United States

What do electronics importers need to know about the ODC excise tax?

Know the origins and application of tax on ozone-depleting chemicals


Many importers are unaware of a long-standing tax that can be assessed to importers of electronic products. Knowing the origination and application of the excise tax on ozone-depleting chemicals can keep importers from making costly errors in tax compliance.

During the 1980s, many countries worldwide initiated attempts to protect the earth's ozone layer, which absorbs most of the sun's ultraviolet radiation and protects life on earth. The 1985 Vienna Convention for the Protection of the Ozone Layer was followed in 1987 by the Montreal Protocol on Substances that Deplete the Ozone Layer. The United States complied by taking a market-based approach to encourage reductions in the use of ozone-depleting chemicals (ODCs).

U.S. companies may use ODCs in manufacturing. However, the use of these chemicals is taxed based on a tax rate table that, by statute, increases every year, and has since 1995. The intent of this excise tax is to make the manufacturing process progressively cost-prohibitive, thereby encouraging businesses to switch to alternative technology in their manufacturing processes, while also allowing time for the transition to occur.

During the 1980s, businesses increasingly looked to source their manufacturing overseas in an attempt to stay competitive with the global market. Since the United States could not easily regulate the use of ODCs in a foreign location, they instead taxed the import of certain imported products, most notably electronics, with the presumption that taxed ODCs were used in the manufacturing process unless sufficient and reliable information to the contrary was obtained by the importer.

What constitutes sufficient and reliable information?That is debatable, but feedback received by taxpayers during recent IRS audits sheds some light on the extensive amount of information that must be gathered by importers to comply with the mandate.

In order to claim exemption from the ODC excise tax, importers must provide data from every overseas component part supplier or manufacturer, whether these suppliers are related to—or a third party to—the importer. If the importer does not obtain this information, the IRS presumes that ODCs are used in the manufacturing process and will apply the table method to determine the tax due.

The table method is one of three allowable methods to compute the ODC excise tax and is generally favorable to the IRS as it utilizes a ratio of ODCs used per product based on outdated 1980s manufacturing methods and processes. The following is a sample calculation of the 2015 ODC excise tax due under the table method for an importer of the specified items:

Potential for costly errors unknown

The excise tax on ODCs is computed on Form 6627, Environmental Taxes, which is attached to Form 720—a quarterly excise tax form that many taxpayers do not currently file. If an importer is liable for the ODC excise tax in prior years, but failed to file the required forms, the statute of limitations on this tax has not started. Thus, the IRS could go back numerous years to assess tax, interest and penalties upon discovering a noncompliant importer.

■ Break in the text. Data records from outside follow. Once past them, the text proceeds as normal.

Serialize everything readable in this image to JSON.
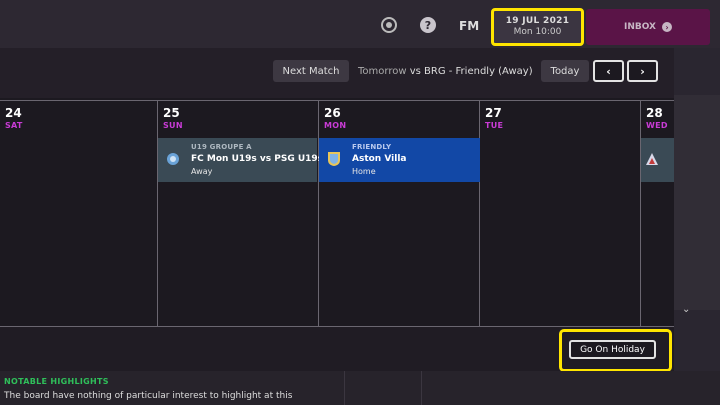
{
  "topbar": {
    "fm_label": "FM",
    "date": "19 JUL 2021",
    "time": "Mon 10:00",
    "inbox_label": "INBOX",
    "icons": {
      "globe": "globe-icon",
      "help": "help-icon",
      "inbox": "arrow-circle-icon"
    },
    "colors": {
      "inbox_bg": "#5a1447",
      "highlight": "#ffe500"
    }
  },
  "calendar": {
    "next_match_label": "Next Match",
    "next_match_when": "Tomorrow",
    "next_match_desc": "vs BRG - Friendly (Away)",
    "today_label": "Today",
    "prev_icon": "‹",
    "next_icon": "›",
    "days": [
      {
        "num": "24",
        "name": "SAT"
      },
      {
        "num": "25",
        "name": "SUN"
      },
      {
        "num": "26",
        "name": "MON"
      },
      {
        "num": "27",
        "name": "TUE"
      },
      {
        "num": "28",
        "name": "WED"
      }
    ],
    "events": [
      {
        "competition": "U19 GROUPE A",
        "title": "FC Mon U19s vs PSG U19s",
        "venue": "Away"
      },
      {
        "competition": "FRIENDLY",
        "title": "Aston Villa",
        "venue": "Home"
      }
    ],
    "holiday_label": "Go On Holiday"
  },
  "notable": {
    "title": "NOTABLE HIGHLIGHTS",
    "text": "The board have nothing of particular interest to highlight at this"
  }
}
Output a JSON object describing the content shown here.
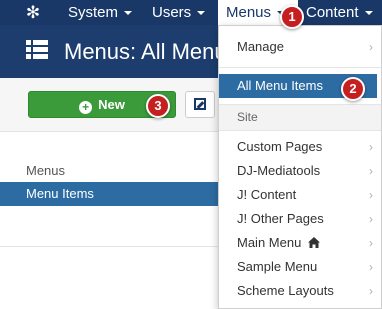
{
  "nav": {
    "brand_icon": "joomla-icon",
    "items": [
      {
        "label": "System"
      },
      {
        "label": "Users"
      },
      {
        "label": "Menus"
      },
      {
        "label": "Content"
      }
    ]
  },
  "header": {
    "title": "Menus: All Menu",
    "icon": "list-icon"
  },
  "toolbar": {
    "new_label": "New",
    "edit_icon": "edit-icon"
  },
  "sidebar": {
    "section_label": "Menus",
    "active_item": "Menu Items"
  },
  "dropdown": {
    "manage": "Manage",
    "all_menu_items": "All Menu Items",
    "site_header": "Site",
    "menus": [
      {
        "label": "Custom Pages"
      },
      {
        "label": "DJ-Mediatools"
      },
      {
        "label": "J! Content"
      },
      {
        "label": "J! Other Pages"
      },
      {
        "label": "Main Menu"
      },
      {
        "label": "Sample Menu"
      },
      {
        "label": "Scheme Layouts"
      }
    ],
    "home_icon": "home-icon"
  },
  "markers": [
    "1",
    "2",
    "3"
  ],
  "colors": {
    "nav_bg": "#1a3867",
    "header_bg": "#1c3d6d",
    "selected": "#2d6ca2",
    "new_button": "#3b9b3b",
    "marker": "#c51f1f"
  }
}
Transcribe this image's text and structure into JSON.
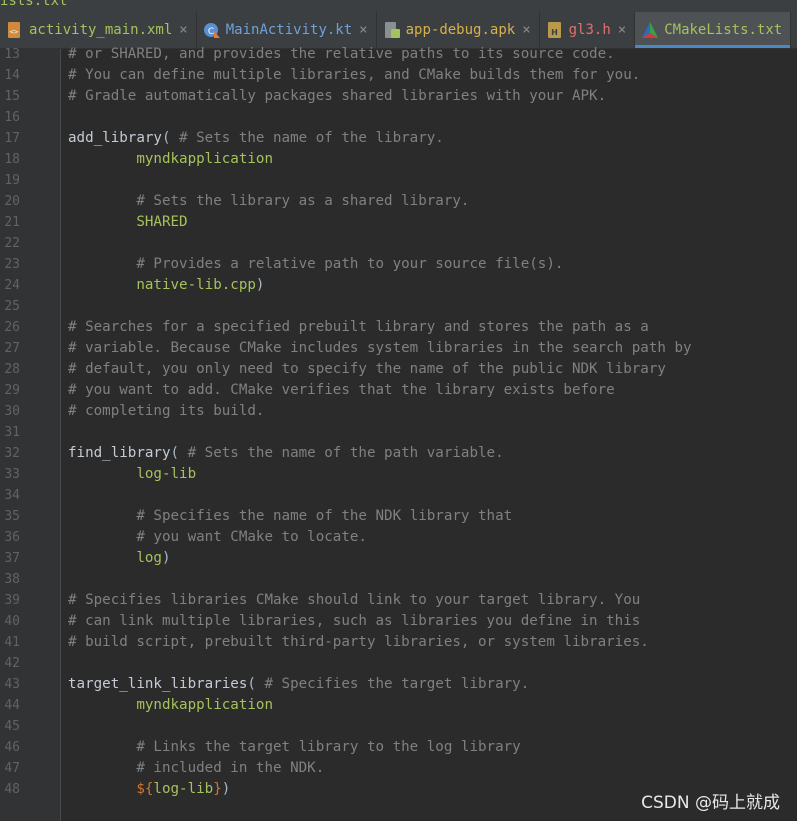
{
  "top_strip_text": "ists.txt",
  "tabs": [
    {
      "label": "activity_main.xml",
      "color": "#a5c25c",
      "icon": "xml-file-icon",
      "close": "×",
      "active": false
    },
    {
      "label": "MainActivity.kt",
      "color": "#6fa0d8",
      "icon": "kotlin-file-icon",
      "close": "×",
      "active": false
    },
    {
      "label": "app-debug.apk",
      "color": "#d6b24a",
      "icon": "apk-file-icon",
      "close": "×",
      "active": false
    },
    {
      "label": "gl3.h",
      "color": "#e07070",
      "icon": "header-file-icon",
      "close": "×",
      "active": false
    },
    {
      "label": "CMakeLists.txt",
      "color": "#a5c25c",
      "icon": "cmake-file-icon",
      "close": "",
      "active": true
    }
  ],
  "lines": [
    {
      "n": "13",
      "tokens": [
        {
          "t": "# or SHARED, and provides the relative paths to its source code.",
          "k": "comment"
        }
      ]
    },
    {
      "n": "14",
      "tokens": [
        {
          "t": "# You can define multiple libraries, and CMake builds them for you.",
          "k": "comment"
        }
      ]
    },
    {
      "n": "15",
      "tokens": [
        {
          "t": "# Gradle automatically packages shared libraries with your APK.",
          "k": "comment"
        }
      ]
    },
    {
      "n": "16",
      "tokens": []
    },
    {
      "n": "17",
      "tokens": [
        {
          "t": "add_library",
          "k": "fn"
        },
        {
          "t": "( ",
          "k": "paren"
        },
        {
          "t": "# Sets the name of the library.",
          "k": "comment"
        }
      ]
    },
    {
      "n": "18",
      "tokens": [
        {
          "t": "        myndkapplication",
          "k": "arg"
        }
      ]
    },
    {
      "n": "19",
      "tokens": []
    },
    {
      "n": "20",
      "tokens": [
        {
          "t": "        # Sets the library as a shared library.",
          "k": "comment"
        }
      ]
    },
    {
      "n": "21",
      "tokens": [
        {
          "t": "        SHARED",
          "k": "arg"
        }
      ]
    },
    {
      "n": "22",
      "tokens": []
    },
    {
      "n": "23",
      "tokens": [
        {
          "t": "        # Provides a relative path to your source file(s).",
          "k": "comment"
        }
      ]
    },
    {
      "n": "24",
      "tokens": [
        {
          "t": "        native-lib.cpp",
          "k": "arg"
        },
        {
          "t": ")",
          "k": "paren"
        }
      ]
    },
    {
      "n": "25",
      "tokens": []
    },
    {
      "n": "26",
      "tokens": [
        {
          "t": "# Searches for a specified prebuilt library and stores the path as a",
          "k": "comment"
        }
      ]
    },
    {
      "n": "27",
      "tokens": [
        {
          "t": "# variable. Because CMake includes system libraries in the search path by",
          "k": "comment"
        }
      ]
    },
    {
      "n": "28",
      "tokens": [
        {
          "t": "# default, you only need to specify the name of the public NDK library",
          "k": "comment"
        }
      ]
    },
    {
      "n": "29",
      "tokens": [
        {
          "t": "# you want to add. CMake verifies that the library exists before",
          "k": "comment"
        }
      ]
    },
    {
      "n": "30",
      "tokens": [
        {
          "t": "# completing its build.",
          "k": "comment"
        }
      ]
    },
    {
      "n": "31",
      "tokens": []
    },
    {
      "n": "32",
      "tokens": [
        {
          "t": "find_library",
          "k": "fn"
        },
        {
          "t": "( ",
          "k": "paren"
        },
        {
          "t": "# Sets the name of the path variable.",
          "k": "comment"
        }
      ]
    },
    {
      "n": "33",
      "tokens": [
        {
          "t": "        log-lib",
          "k": "arg"
        }
      ]
    },
    {
      "n": "34",
      "tokens": []
    },
    {
      "n": "35",
      "tokens": [
        {
          "t": "        # Specifies the name of the NDK library that",
          "k": "comment"
        }
      ]
    },
    {
      "n": "36",
      "tokens": [
        {
          "t": "        # you want CMake to locate.",
          "k": "comment"
        }
      ]
    },
    {
      "n": "37",
      "tokens": [
        {
          "t": "        log",
          "k": "arg"
        },
        {
          "t": ")",
          "k": "paren"
        }
      ]
    },
    {
      "n": "38",
      "tokens": []
    },
    {
      "n": "39",
      "tokens": [
        {
          "t": "# Specifies libraries CMake should link to your target library. You",
          "k": "comment"
        }
      ]
    },
    {
      "n": "40",
      "tokens": [
        {
          "t": "# can link multiple libraries, such as libraries you define in this",
          "k": "comment"
        }
      ]
    },
    {
      "n": "41",
      "tokens": [
        {
          "t": "# build script, prebuilt third-party libraries, or system libraries.",
          "k": "comment"
        }
      ]
    },
    {
      "n": "42",
      "tokens": []
    },
    {
      "n": "43",
      "tokens": [
        {
          "t": "target_link_libraries",
          "k": "fn"
        },
        {
          "t": "( ",
          "k": "paren"
        },
        {
          "t": "# Specifies the target library.",
          "k": "comment"
        }
      ]
    },
    {
      "n": "44",
      "tokens": [
        {
          "t": "        myndkapplication",
          "k": "arg"
        }
      ]
    },
    {
      "n": "45",
      "tokens": []
    },
    {
      "n": "46",
      "tokens": [
        {
          "t": "        # Links the target library to the log library",
          "k": "comment"
        }
      ]
    },
    {
      "n": "47",
      "tokens": [
        {
          "t": "        # included in the NDK.",
          "k": "comment"
        }
      ]
    },
    {
      "n": "48",
      "tokens": [
        {
          "t": "        ${",
          "k": "var"
        },
        {
          "t": "log-lib",
          "k": "arg"
        },
        {
          "t": "}",
          "k": "var"
        },
        {
          "t": ")",
          "k": "paren"
        }
      ]
    }
  ],
  "watermark": "CSDN @码上就成"
}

Currently, the Department of U.S. Customs and Border Protection (CBP) is cooperating with the IRS to help uncover noncompliant taxpayers. The CBP requires that Form 7501, U.S. Customs and Border Protection Entry Summary, be completed for all products imported into the United States. Each product is identified on the form using a 10-digit code, which the IRS can access and compare with imported items that have historically used ODCs in the manufacturing process. The IRS then matches these codes with the importer's Form 720, if filed, to determine compliance. Importers with no Form 720 filed or importers that import large quantities of suspected products are frequently selected for audit.

Learn from others’ mistakes
IRS audits of the excise tax on ODCs suggest that importers are securing little to no documentation related to the chemicals used in the manufacturing process. Where information does exist, it is often substandard when compared to the sufficient and reliable requirement. The IRS contracted with the Pacific Northwest National Laboratory to identify an alternate method of detecting ODC use. Through a scientific process in which the imported item is heated and the gasses emitted are captured and tested, the lab is able to determine whether or not ODCs were used in the manufacturing process.

If your company currently imports electronics—including items that have embedded electronics or items that contain a printed circuit board—you should be aware of the increased IRS focus on the application of this tax. Proper documentation is critical, but it is only part of the solution. By establishing a process to meet the sufficient and reliablestandards for past and current imports, your company can improve compliance with respect to this tax. Further, companies that maintain sufficient documentation through the entire manufacturing and supply chain are better prepared in the event of an audit and more likely to avoid expensive penalties if ODCs are determined to be present in tested electronics.